Out of all the tools that are employed for estate planning, there is hardly any which is as widely misunderstood as living trusts. There are many myths that are floating around related to living trusts because of which people refrain from using this particular instrument of wealth distribution.
If you too have heard a negative point about living trusts it is possible that it is one of the many myths that have been accepted without question. Before you proceed with securing the future of your loved ones you should be given proper information relating to Living Trusts.
In this post we take you through what is a living trust, advantages of a living trust and also which are the common myths surrounding Living Trusts:
What is a Living Trust?
A living trust makes it possible for the testator to give a trustee complete control over the estate after his or her death.
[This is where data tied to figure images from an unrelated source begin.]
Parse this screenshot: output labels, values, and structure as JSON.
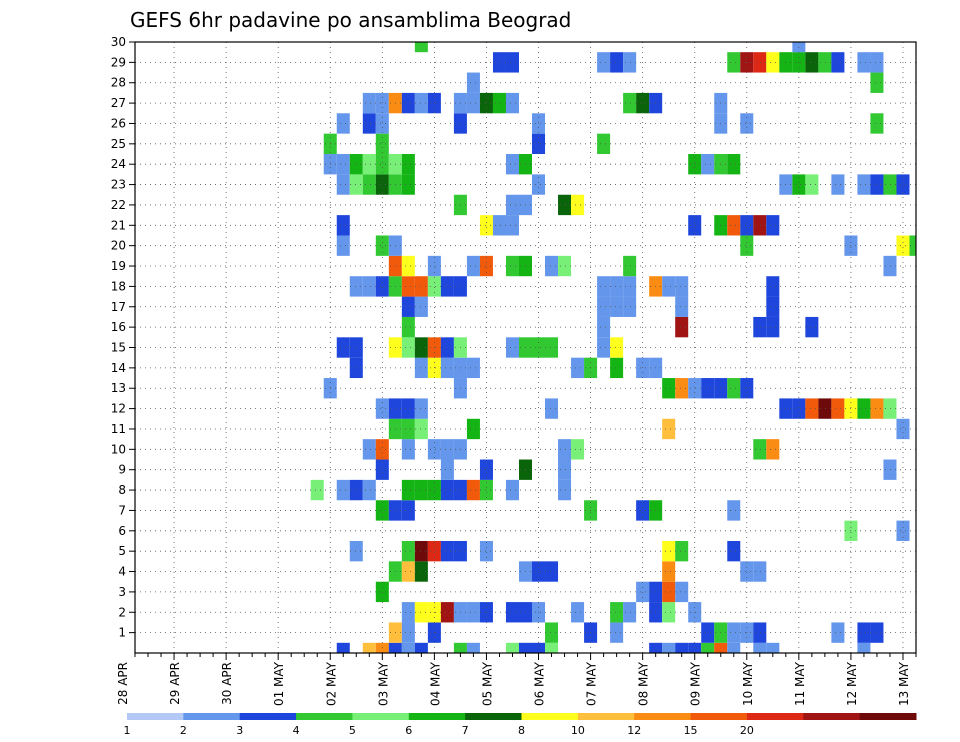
{
  "chart_data": {
    "type": "heatmap",
    "title": "GEFS 6hr padavine po ansamblima Beograd",
    "xlabel": "",
    "ylabel": "",
    "x_tick_labels": [
      "28 APR",
      "29 APR",
      "30 APR",
      "01 MAY",
      "02 MAY",
      "03 MAY",
      "04 MAY",
      "05 MAY",
      "06 MAY",
      "07 MAY",
      "08 MAY",
      "09 MAY",
      "10 MAY",
      "11 MAY",
      "12 MAY",
      "13 MAY"
    ],
    "x_unit": "6-hour step",
    "xlim": [
      0,
      60
    ],
    "y_tick_labels": [
      "1",
      "2",
      "3",
      "4",
      "5",
      "6",
      "7",
      "8",
      "9",
      "10",
      "11",
      "12",
      "13",
      "14",
      "15",
      "16",
      "17",
      "18",
      "19",
      "20",
      "21",
      "22",
      "23",
      "24",
      "25",
      "26",
      "27",
      "28",
      "29",
      "30"
    ],
    "ylim": [
      0,
      30
    ],
    "grid": true,
    "legend_placement": "bottom",
    "levels": [
      "1",
      "2",
      "3",
      "4",
      "5",
      "6",
      "7",
      "8",
      "10",
      "12",
      "15",
      "20"
    ],
    "colors": [
      "#b4c8f5",
      "#6496eb",
      "#1e46dc",
      "#32c832",
      "#78f078",
      "#14b414",
      "#0a640a",
      "#ffff1e",
      "#ffbe3c",
      "#fa8c14",
      "#f05a0a",
      "#dc2814",
      "#a01414",
      "#6e0a0a"
    ],
    "cells": [
      [
        16,
        0,
        2
      ],
      [
        18,
        0,
        8
      ],
      [
        19,
        0,
        9
      ],
      [
        20,
        0,
        2
      ],
      [
        21,
        0,
        1
      ],
      [
        22,
        0,
        2
      ],
      [
        25,
        0,
        3
      ],
      [
        26,
        0,
        1
      ],
      [
        29,
        0,
        4
      ],
      [
        30,
        0,
        2
      ],
      [
        31,
        0,
        2
      ],
      [
        32,
        0,
        4
      ],
      [
        40,
        0,
        2
      ],
      [
        41,
        0,
        1
      ],
      [
        42,
        0,
        2
      ],
      [
        43,
        0,
        2
      ],
      [
        44,
        0,
        3
      ],
      [
        45,
        0,
        10
      ],
      [
        46,
        0,
        1
      ],
      [
        48,
        0,
        1
      ],
      [
        49,
        0,
        1
      ],
      [
        56,
        0,
        1
      ],
      [
        20,
        1,
        8
      ],
      [
        21,
        1,
        1
      ],
      [
        23,
        1,
        2
      ],
      [
        32,
        1,
        3
      ],
      [
        35,
        1,
        2
      ],
      [
        37,
        1,
        1
      ],
      [
        44,
        1,
        2
      ],
      [
        45,
        1,
        3
      ],
      [
        46,
        1,
        1
      ],
      [
        47,
        1,
        1
      ],
      [
        48,
        1,
        2
      ],
      [
        54,
        1,
        1
      ],
      [
        56,
        1,
        2
      ],
      [
        57,
        1,
        2
      ],
      [
        21,
        2,
        1
      ],
      [
        22,
        2,
        7
      ],
      [
        23,
        2,
        7
      ],
      [
        24,
        2,
        12
      ],
      [
        25,
        2,
        1
      ],
      [
        26,
        2,
        1
      ],
      [
        27,
        2,
        2
      ],
      [
        29,
        2,
        2
      ],
      [
        30,
        2,
        2
      ],
      [
        31,
        2,
        1
      ],
      [
        34,
        2,
        1
      ],
      [
        37,
        2,
        3
      ],
      [
        38,
        2,
        1
      ],
      [
        40,
        2,
        2
      ],
      [
        41,
        2,
        4
      ],
      [
        43,
        2,
        1
      ],
      [
        19,
        3,
        5
      ],
      [
        39,
        3,
        1
      ],
      [
        40,
        3,
        2
      ],
      [
        41,
        3,
        10
      ],
      [
        42,
        3,
        1
      ],
      [
        20,
        4,
        3
      ],
      [
        21,
        4,
        8
      ],
      [
        22,
        4,
        6
      ],
      [
        30,
        4,
        1
      ],
      [
        31,
        4,
        2
      ],
      [
        32,
        4,
        2
      ],
      [
        41,
        4,
        9
      ],
      [
        47,
        4,
        1
      ],
      [
        48,
        4,
        1
      ],
      [
        17,
        5,
        1
      ],
      [
        21,
        5,
        3
      ],
      [
        22,
        5,
        13
      ],
      [
        23,
        5,
        11
      ],
      [
        24,
        5,
        2
      ],
      [
        25,
        5,
        2
      ],
      [
        27,
        5,
        1
      ],
      [
        41,
        5,
        7
      ],
      [
        42,
        5,
        3
      ],
      [
        46,
        5,
        2
      ],
      [
        55,
        6,
        4
      ],
      [
        59,
        6,
        1
      ],
      [
        19,
        7,
        5
      ],
      [
        20,
        7,
        2
      ],
      [
        21,
        7,
        2
      ],
      [
        35,
        7,
        3
      ],
      [
        39,
        7,
        2
      ],
      [
        40,
        7,
        5
      ],
      [
        46,
        7,
        1
      ],
      [
        14,
        8,
        4
      ],
      [
        16,
        8,
        1
      ],
      [
        17,
        8,
        2
      ],
      [
        18,
        8,
        1
      ],
      [
        21,
        8,
        5
      ],
      [
        22,
        8,
        5
      ],
      [
        23,
        8,
        5
      ],
      [
        24,
        8,
        2
      ],
      [
        25,
        8,
        2
      ],
      [
        26,
        8,
        10
      ],
      [
        27,
        8,
        3
      ],
      [
        29,
        8,
        1
      ],
      [
        33,
        8,
        1
      ],
      [
        19,
        9,
        2
      ],
      [
        24,
        9,
        1
      ],
      [
        27,
        9,
        2
      ],
      [
        30,
        9,
        6
      ],
      [
        33,
        9,
        1
      ],
      [
        58,
        9,
        1
      ],
      [
        18,
        10,
        1
      ],
      [
        19,
        10,
        10
      ],
      [
        21,
        10,
        1
      ],
      [
        23,
        10,
        1
      ],
      [
        24,
        10,
        1
      ],
      [
        25,
        10,
        1
      ],
      [
        33,
        10,
        1
      ],
      [
        34,
        10,
        4
      ],
      [
        48,
        10,
        3
      ],
      [
        49,
        10,
        9
      ],
      [
        20,
        11,
        3
      ],
      [
        21,
        11,
        3
      ],
      [
        22,
        11,
        4
      ],
      [
        26,
        11,
        5
      ],
      [
        41,
        11,
        8
      ],
      [
        59,
        11,
        1
      ],
      [
        19,
        12,
        1
      ],
      [
        20,
        12,
        2
      ],
      [
        21,
        12,
        2
      ],
      [
        22,
        12,
        1
      ],
      [
        32,
        12,
        1
      ],
      [
        50,
        12,
        2
      ],
      [
        51,
        12,
        2
      ],
      [
        52,
        12,
        10
      ],
      [
        53,
        12,
        13
      ],
      [
        54,
        12,
        10
      ],
      [
        55,
        12,
        7
      ],
      [
        56,
        12,
        5
      ],
      [
        57,
        12,
        9
      ],
      [
        58,
        12,
        4
      ],
      [
        15,
        13,
        1
      ],
      [
        25,
        13,
        1
      ],
      [
        41,
        13,
        5
      ],
      [
        42,
        13,
        9
      ],
      [
        43,
        13,
        1
      ],
      [
        44,
        13,
        2
      ],
      [
        45,
        13,
        2
      ],
      [
        46,
        13,
        3
      ],
      [
        47,
        13,
        2
      ],
      [
        17,
        14,
        2
      ],
      [
        22,
        14,
        1
      ],
      [
        23,
        14,
        7
      ],
      [
        24,
        14,
        1
      ],
      [
        25,
        14,
        1
      ],
      [
        26,
        14,
        1
      ],
      [
        34,
        14,
        1
      ],
      [
        35,
        14,
        3
      ],
      [
        37,
        14,
        5
      ],
      [
        39,
        14,
        1
      ],
      [
        40,
        14,
        1
      ],
      [
        16,
        15,
        2
      ],
      [
        17,
        15,
        2
      ],
      [
        20,
        15,
        7
      ],
      [
        21,
        15,
        4
      ],
      [
        22,
        15,
        6
      ],
      [
        23,
        15,
        10
      ],
      [
        24,
        15,
        2
      ],
      [
        25,
        15,
        4
      ],
      [
        29,
        15,
        1
      ],
      [
        30,
        15,
        3
      ],
      [
        31,
        15,
        3
      ],
      [
        32,
        15,
        3
      ],
      [
        36,
        15,
        1
      ],
      [
        37,
        15,
        7
      ],
      [
        21,
        16,
        3
      ],
      [
        36,
        16,
        1
      ],
      [
        42,
        16,
        12
      ],
      [
        48,
        16,
        2
      ],
      [
        49,
        16,
        2
      ],
      [
        52,
        16,
        2
      ],
      [
        21,
        17,
        2
      ],
      [
        22,
        17,
        1
      ],
      [
        36,
        17,
        1
      ],
      [
        37,
        17,
        1
      ],
      [
        38,
        17,
        1
      ],
      [
        42,
        17,
        1
      ],
      [
        49,
        17,
        2
      ],
      [
        17,
        18,
        1
      ],
      [
        18,
        18,
        1
      ],
      [
        19,
        18,
        2
      ],
      [
        20,
        18,
        3
      ],
      [
        21,
        18,
        10
      ],
      [
        22,
        18,
        10
      ],
      [
        23,
        18,
        4
      ],
      [
        24,
        18,
        2
      ],
      [
        25,
        18,
        2
      ],
      [
        36,
        18,
        1
      ],
      [
        37,
        18,
        1
      ],
      [
        38,
        18,
        1
      ],
      [
        40,
        18,
        9
      ],
      [
        41,
        18,
        1
      ],
      [
        42,
        18,
        1
      ],
      [
        49,
        18,
        2
      ],
      [
        20,
        19,
        10
      ],
      [
        21,
        19,
        7
      ],
      [
        23,
        19,
        1
      ],
      [
        26,
        19,
        1
      ],
      [
        27,
        19,
        10
      ],
      [
        29,
        19,
        3
      ],
      [
        30,
        19,
        5
      ],
      [
        32,
        19,
        1
      ],
      [
        33,
        19,
        4
      ],
      [
        38,
        19,
        3
      ],
      [
        58,
        19,
        1
      ],
      [
        16,
        20,
        1
      ],
      [
        19,
        20,
        3
      ],
      [
        20,
        20,
        1
      ],
      [
        47,
        20,
        3
      ],
      [
        55,
        20,
        1
      ],
      [
        59,
        20,
        7
      ],
      [
        60,
        20,
        3
      ],
      [
        16,
        21,
        2
      ],
      [
        27,
        21,
        7
      ],
      [
        28,
        21,
        1
      ],
      [
        29,
        21,
        1
      ],
      [
        43,
        21,
        2
      ],
      [
        45,
        21,
        5
      ],
      [
        46,
        21,
        10
      ],
      [
        47,
        21,
        2
      ],
      [
        48,
        21,
        12
      ],
      [
        49,
        21,
        2
      ],
      [
        25,
        22,
        3
      ],
      [
        29,
        22,
        1
      ],
      [
        30,
        22,
        1
      ],
      [
        33,
        22,
        6
      ],
      [
        34,
        22,
        7
      ],
      [
        16,
        23,
        1
      ],
      [
        17,
        23,
        4
      ],
      [
        18,
        23,
        3
      ],
      [
        19,
        23,
        6
      ],
      [
        20,
        23,
        3
      ],
      [
        21,
        23,
        5
      ],
      [
        31,
        23,
        1
      ],
      [
        50,
        23,
        1
      ],
      [
        51,
        23,
        5
      ],
      [
        52,
        23,
        4
      ],
      [
        54,
        23,
        1
      ],
      [
        56,
        23,
        1
      ],
      [
        57,
        23,
        2
      ],
      [
        58,
        23,
        3
      ],
      [
        59,
        23,
        2
      ],
      [
        15,
        24,
        1
      ],
      [
        16,
        24,
        1
      ],
      [
        17,
        24,
        5
      ],
      [
        18,
        24,
        4
      ],
      [
        19,
        24,
        3
      ],
      [
        20,
        24,
        4
      ],
      [
        21,
        24,
        5
      ],
      [
        29,
        24,
        1
      ],
      [
        30,
        24,
        5
      ],
      [
        43,
        24,
        5
      ],
      [
        44,
        24,
        1
      ],
      [
        45,
        24,
        3
      ],
      [
        46,
        24,
        5
      ],
      [
        15,
        25,
        3
      ],
      [
        19,
        25,
        3
      ],
      [
        31,
        25,
        2
      ],
      [
        36,
        25,
        3
      ],
      [
        16,
        26,
        1
      ],
      [
        18,
        26,
        2
      ],
      [
        19,
        26,
        1
      ],
      [
        25,
        26,
        2
      ],
      [
        31,
        26,
        1
      ],
      [
        45,
        26,
        1
      ],
      [
        47,
        26,
        1
      ],
      [
        57,
        26,
        3
      ],
      [
        18,
        27,
        1
      ],
      [
        19,
        27,
        1
      ],
      [
        20,
        27,
        9
      ],
      [
        21,
        27,
        2
      ],
      [
        22,
        27,
        1
      ],
      [
        23,
        27,
        2
      ],
      [
        25,
        27,
        1
      ],
      [
        26,
        27,
        1
      ],
      [
        27,
        27,
        6
      ],
      [
        28,
        27,
        5
      ],
      [
        29,
        27,
        1
      ],
      [
        38,
        27,
        3
      ],
      [
        39,
        27,
        6
      ],
      [
        40,
        27,
        2
      ],
      [
        45,
        27,
        1
      ],
      [
        26,
        28,
        1
      ],
      [
        57,
        28,
        3
      ],
      [
        28,
        29,
        2
      ],
      [
        29,
        29,
        2
      ],
      [
        36,
        29,
        1
      ],
      [
        37,
        29,
        2
      ],
      [
        38,
        29,
        1
      ],
      [
        46,
        29,
        3
      ],
      [
        47,
        29,
        12
      ],
      [
        48,
        29,
        11
      ],
      [
        49,
        29,
        7
      ],
      [
        50,
        29,
        5
      ],
      [
        51,
        29,
        5
      ],
      [
        52,
        29,
        6
      ],
      [
        53,
        29,
        3
      ],
      [
        54,
        29,
        2
      ],
      [
        56,
        29,
        1
      ],
      [
        57,
        29,
        1
      ],
      [
        22,
        30,
        3
      ],
      [
        51,
        30,
        1
      ]
    ]
  }
}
The appointment of a trustee is made by the testator while he or she is still alive. Directions are given to the trustee regarding how to distribute wealth after the testator’s death.
Myth 1
Only the Wealthy Create Living Trusts
A common misconception regarding Living Trusts is that only those who are wealthy are eligible to form a Living Trust in their Will. While it is true that it is mostly the rich and wealthy that creates Living Trusts, it doesn’t mean that people belonging to average income groups cannot form a Living Trust. Many people who do not exactly qualify as wealthy have started setting up Living Trusts owing to the many advantages that it offers.
Myth 2
They only Benefit Beneficiaries, not the Testators
Most people form Living trusts in their Will to ensure that their legacy is distributed quickly and in a hassle-free manner amongst the beneficiaries. But a living trust can also be helpful in the event of a testator becoming incapacitated during his or her lifetime.
Having a Living trust in place ensures that the testator’s loved ones do not have to put up with any inconvenience after the estate owner has become incapable of managing his or her affairs.
Myth 3
Placing funds in a trust locks them
A common misconception that most people have about Living Trusts is that by transferring assets into a living trust, they will not have access to their own assets. On the contrary, a testator can make the assets secured by a Living Trust accessible to any person who they would like to give access to, including themselves.
Just like any gift that you leave behind in your Will, it is you who gets to decide who should benefit from the assets which have been placed in the Living Trust. It is also possible to make the assets inaccessible to certain individuals by clearly specifying the same in your Will.
Myth 4
It is expensive or complicated
It is completely false that creating a Living Trust can be a costly or a complicated procedure. Living Trusts can be easily created with the help of online forms which can be found on websites which also allow us to download a free Will template.
While it is true that there is an upfront cost involved in setting up a Living Trust, it is negligible compared to the benefits that it offers. In the long run the benefits outweigh the upfront costs making Living Trust a good option for leaving behind a legacy.
Preparing to Set up a Living Trust
If the above points have convinced you that setting up a Living Trust may not be such a bad idea after all, you should take a look at the points given below in order to ensure that you set it up in the right manner:
- You must include every asset that you own as well as every debt that you owe.
- You should also assign beneficiaries to each asset that you have included in the Living Trust.
- You should appoint an executor who takes charge of the Trust should you become incapacitated or die.
- If there are minor children involved you should make provisions to safeguard their assets until they attain the necessary age. It is usually achieved by appointing a financial and physical guardian.
If you are still of the opinion that a living trust is not a feasible option, you should certainly write a Will in order to ensure that your assets do not get distributed according to intestacy laws and against your wishes.